Closing on my first house with my fiancé on Monday. So, my muse it literally shit rn. If I'm not answering, it's because my ideas are dryer that the fuckin sahara Desert. Plus work is about to punch me through a wall and run me over with a truck. It's very hard to handle 10 people's emotions at once, especially when they all talk at the same time at you.
I got blood work done the other day. The RN stabbed me once, didn't get the vein. Then proceeded to stab me again while the 1st needle was still in my arm. Very quickly, I realized I was getting cold sweats and I passed out. Super fun time, and totally embarrassing as an RN. It was my fault, I didn't eat enough I guess. But still.. 2 needles?! Then I apologize for passing out. Lol
Went to the doctor. I'm off today and tomorrow as well. Can't keep food down well. So. I'll be finishing up replies today once I get my nap in. Who knows how long I'll nap for though lol.
When men whine or whimper... GOD DAMN. Holy shit dude. The power that has. Bend over baby, I'll give you something to really Whimper about~♡. Thank you for coming to my ted talk. Lol.
I'm going to shove my foot up COVID's ass so far the damn thing is gonna taste it. This is the third time now. I'm so tired of this shit. Damn. I can't even get out of bed. Fuck. I feel like I aged 50 years.
I fucking Failed my exam Man.. fuuucccckkkk. I was so close too. I'm so disappointed in myself. I hate not being naturally smart. I work so hard to get all my knowledge.. so frustrating dude. I hate it. At least I can retake it.

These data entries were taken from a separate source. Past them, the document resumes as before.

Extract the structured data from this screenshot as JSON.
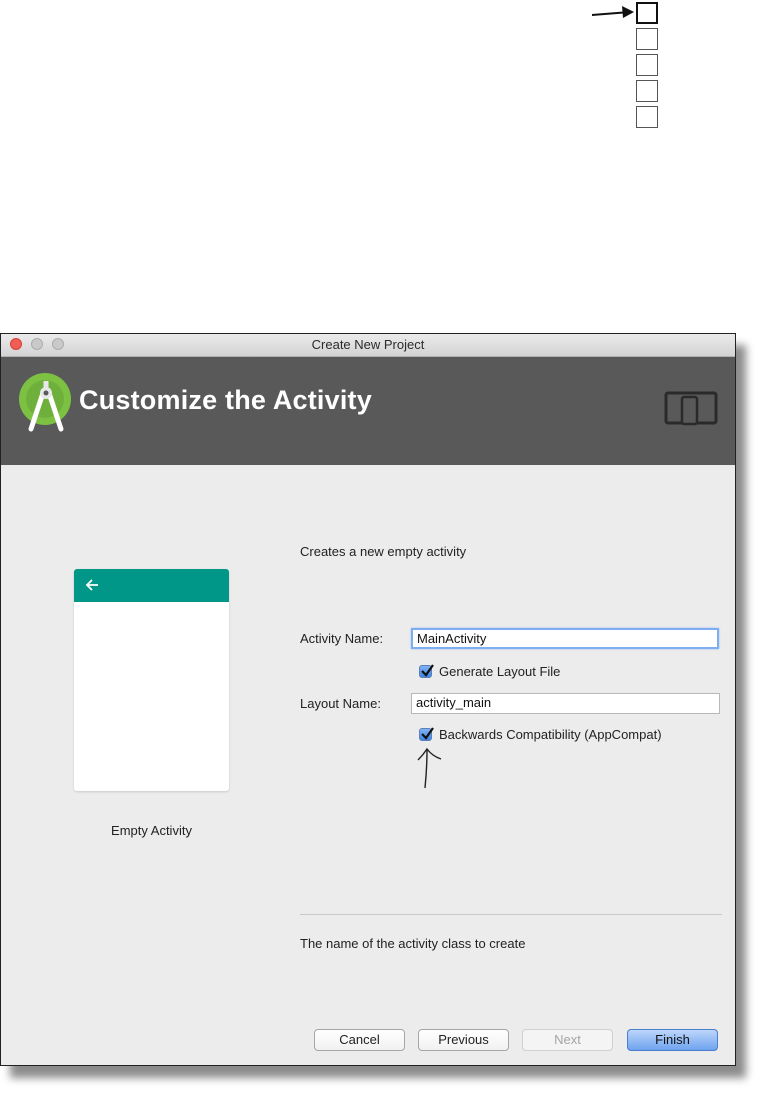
{
  "window": {
    "title": "Create New Project"
  },
  "header": {
    "title": "Customize the Activity",
    "logo_icon": "android-studio-logo-icon",
    "device_icon": "device-form-factor-icon",
    "background": "#595959"
  },
  "progress": {
    "total_steps": 5,
    "current_step": 1
  },
  "template": {
    "name": "Empty Activity",
    "accent": "#009688"
  },
  "form": {
    "description": "Creates a new empty activity",
    "activity_name_label": "Activity Name:",
    "activity_name_value": "MainActivity",
    "generate_layout_label": "Generate Layout File",
    "generate_layout_checked": true,
    "layout_name_label": "Layout Name:",
    "layout_name_value": "activity_main",
    "backwards_compat_label": "Backwards Compatibility (AppCompat)",
    "backwards_compat_checked": true,
    "help_text": "The name of the activity class to create"
  },
  "buttons": {
    "cancel": "Cancel",
    "previous": "Previous",
    "next": "Next",
    "finish": "Finish"
  }
}
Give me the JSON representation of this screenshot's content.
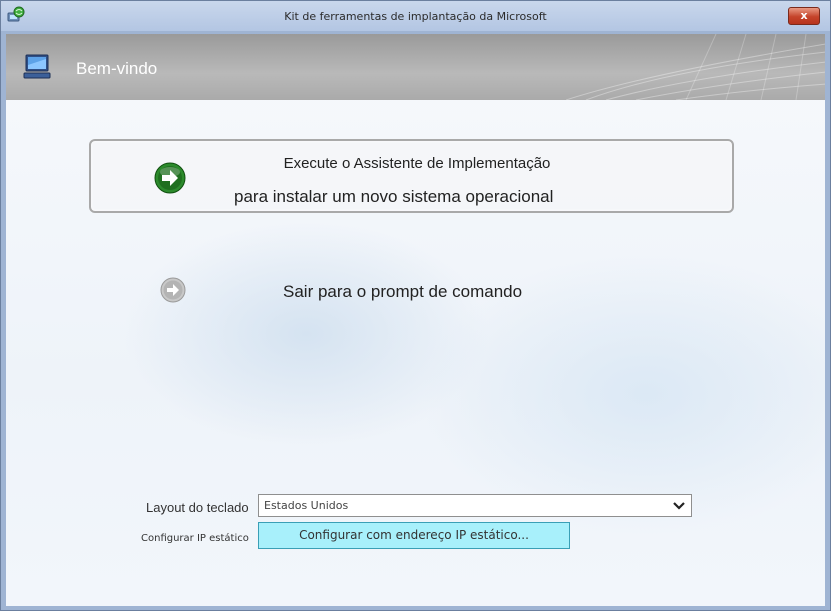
{
  "window": {
    "title": "Kit de ferramentas de implantação da Microsoft",
    "close_label": "x"
  },
  "header": {
    "title": "Bem-vindo"
  },
  "wizard": {
    "line1": "Execute o Assistente de Implementação",
    "line2": "para instalar um novo sistema operacional"
  },
  "command_prompt": {
    "label": "Sair para o prompt de comando"
  },
  "keyboard": {
    "label": "Layout do teclado",
    "selected": "Estados Unidos"
  },
  "static_ip": {
    "label": "Configurar IP estático",
    "button_label": "Configurar com endereço IP estático..."
  },
  "colors": {
    "accent_green": "#2e8b2e",
    "ip_button_bg": "#a8f0fb",
    "header_gray": "#a8a8a8"
  },
  "icons": {
    "title": "computer-globe-icon",
    "header": "computer-icon",
    "wizard": "green-arrow-right-icon",
    "command_prompt": "gray-arrow-right-icon",
    "dropdown": "chevron-down-icon"
  }
}
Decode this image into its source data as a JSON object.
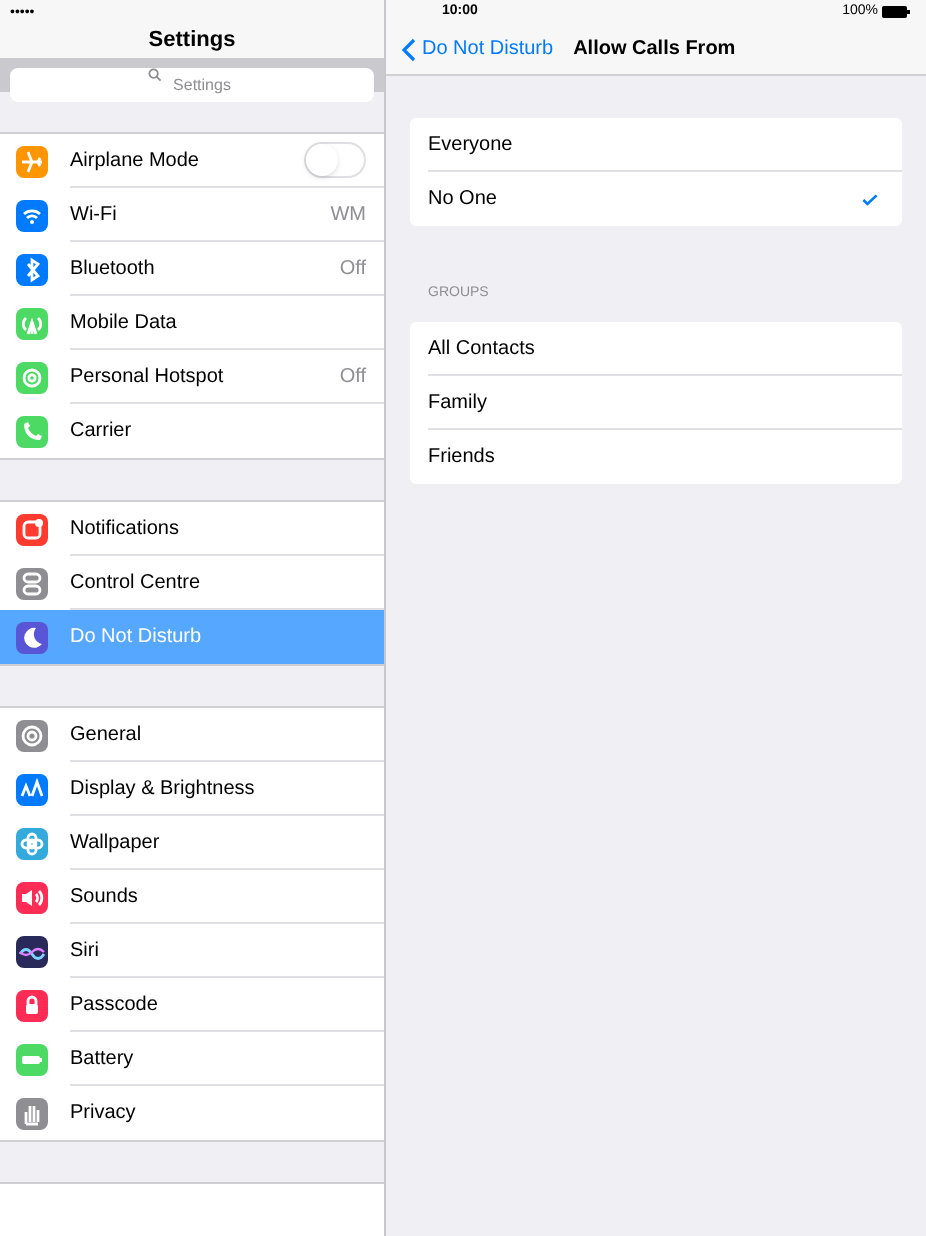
{
  "status_bar": {
    "signal": "•••••",
    "time": "10:00",
    "battery": "100%"
  },
  "sidebar": {
    "title": "Settings",
    "search": {
      "placeholder": "Settings"
    },
    "groups": [
      {
        "items": [
          {
            "label": "Airplane Mode",
            "kind": "toggle",
            "on": false,
            "color": "#ff9500",
            "selected": false
          },
          {
            "label": "Wi-Fi",
            "kind": "detail",
            "detail": "WM",
            "color": "#007aff",
            "selected": false
          },
          {
            "label": "Bluetooth",
            "kind": "detail",
            "detail": "Off",
            "color": "#007aff",
            "selected": false
          },
          {
            "label": "Mobile Data",
            "kind": "plain",
            "color": "#4cd964",
            "selected": false
          },
          {
            "label": "Personal Hotspot",
            "kind": "detail",
            "detail": "Off",
            "color": "#4cd964",
            "selected": false
          },
          {
            "label": "Carrier",
            "kind": "plain",
            "color": "#4cd964",
            "selected": false
          }
        ]
      },
      {
        "items": [
          {
            "label": "Notifications",
            "kind": "plain",
            "color": "#ff3b30",
            "selected": false
          },
          {
            "label": "Control Centre",
            "kind": "plain",
            "color": "#8e8e93",
            "selected": false
          },
          {
            "label": "Do Not Disturb",
            "kind": "plain",
            "color": "#5856d6",
            "selected": true
          }
        ]
      },
      {
        "items": [
          {
            "label": "General",
            "kind": "plain",
            "color": "#8e8e93",
            "selected": false
          },
          {
            "label": "Display & Brightness",
            "kind": "plain",
            "color": "#007aff",
            "selected": false
          },
          {
            "label": "Wallpaper",
            "kind": "plain",
            "color": "#34aadc",
            "selected": false
          },
          {
            "label": "Sounds",
            "kind": "plain",
            "color": "#ff2d55",
            "selected": false
          },
          {
            "label": "Siri",
            "kind": "plain",
            "color": "#2a2a5a",
            "selected": false
          },
          {
            "label": "Passcode",
            "kind": "plain",
            "color": "#ff2d55",
            "selected": false
          },
          {
            "label": "Battery",
            "kind": "plain",
            "color": "#4cd964",
            "selected": false
          },
          {
            "label": "Privacy",
            "kind": "plain",
            "color": "#8e8e93",
            "selected": false
          }
        ]
      }
    ]
  },
  "detail": {
    "back": "Do Not Disturb",
    "title": "Allow Calls From",
    "options": [
      {
        "label": "Everyone",
        "selected": false
      },
      {
        "label": "No One",
        "selected": true
      }
    ],
    "groups_header": "GROUPS",
    "groups": [
      {
        "label": "All Contacts"
      },
      {
        "label": "Family"
      },
      {
        "label": "Friends"
      }
    ]
  }
}
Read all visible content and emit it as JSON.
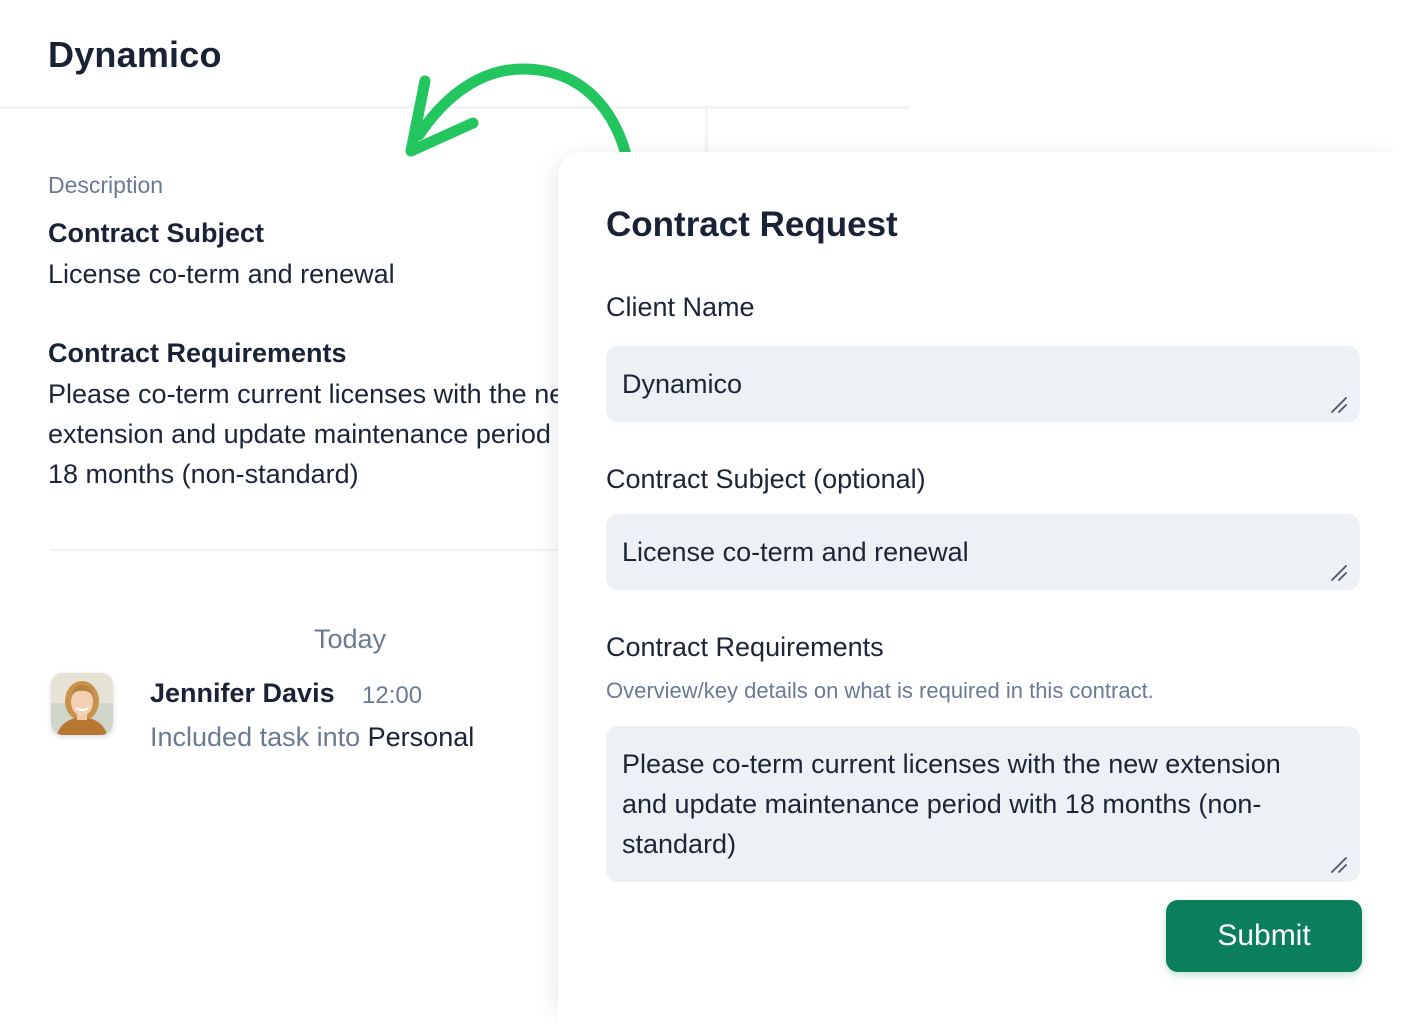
{
  "task": {
    "title": "Dynamico",
    "description_label": "Description",
    "subject_heading": "Contract Subject",
    "subject_text": "License co-term and renewal",
    "requirements_heading": "Contract Requirements",
    "requirements_text": "Please co-term current licenses with the new extension and update maintenance period with 18 months (non-standard)"
  },
  "activity": {
    "date_label": "Today",
    "entries": [
      {
        "name": "Jennifer Davis",
        "time": "12:00",
        "action": "Included task into",
        "target": "Personal"
      }
    ]
  },
  "form": {
    "title": "Contract Request",
    "fields": {
      "client_name": {
        "label": "Client Name",
        "value": "Dynamico"
      },
      "contract_subject": {
        "label": "Contract Subject (optional)",
        "value": "License co-term and renewal"
      },
      "contract_requirements": {
        "label": "Contract Requirements",
        "help": "Overview/key details on what is required in this contract.",
        "value": "Please co-term current licenses with the new extension and update maintenance period with 18 months (non-standard)"
      }
    },
    "submit_label": "Submit"
  },
  "colors": {
    "accent_green": "#0b7f5c",
    "arrow_green": "#22c55e",
    "field_background": "#edf0f5",
    "muted_text": "#6b7a93"
  },
  "icons": {
    "resize": "resize-handle-icon",
    "arrow": "curved-arrow-icon",
    "avatar": "user-avatar"
  }
}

Ahhhhhh!!!! I have my muse back and I'm ready to write a whole novel and I'm all caught up. Not a bad problem to have, but I've got ideas I need to write down now. Lol.
My company changed their policy for holidays and weekends. We are now required to do 16 hr on call shifts. I'm in tears. I didn't realize I had the same hours as a FUCKIN DOCTOR. PAY ME MORE THEN! the amount of rage I have is unhealthy. . No offense to any business people here, but if you decide Healthcare worker shifts, try it out yourself and then see how much it fucking sucks. the audacity of these hoes.
Lol. Now I'm all caught up and made homemade bagels. So so good. Feeling accomplished, and looking for people to brainstorm with. I really want another helluva boss AU with stolas×Blitz. Or anything really. My muse is back and I'm ready to write a fuckin novel dude.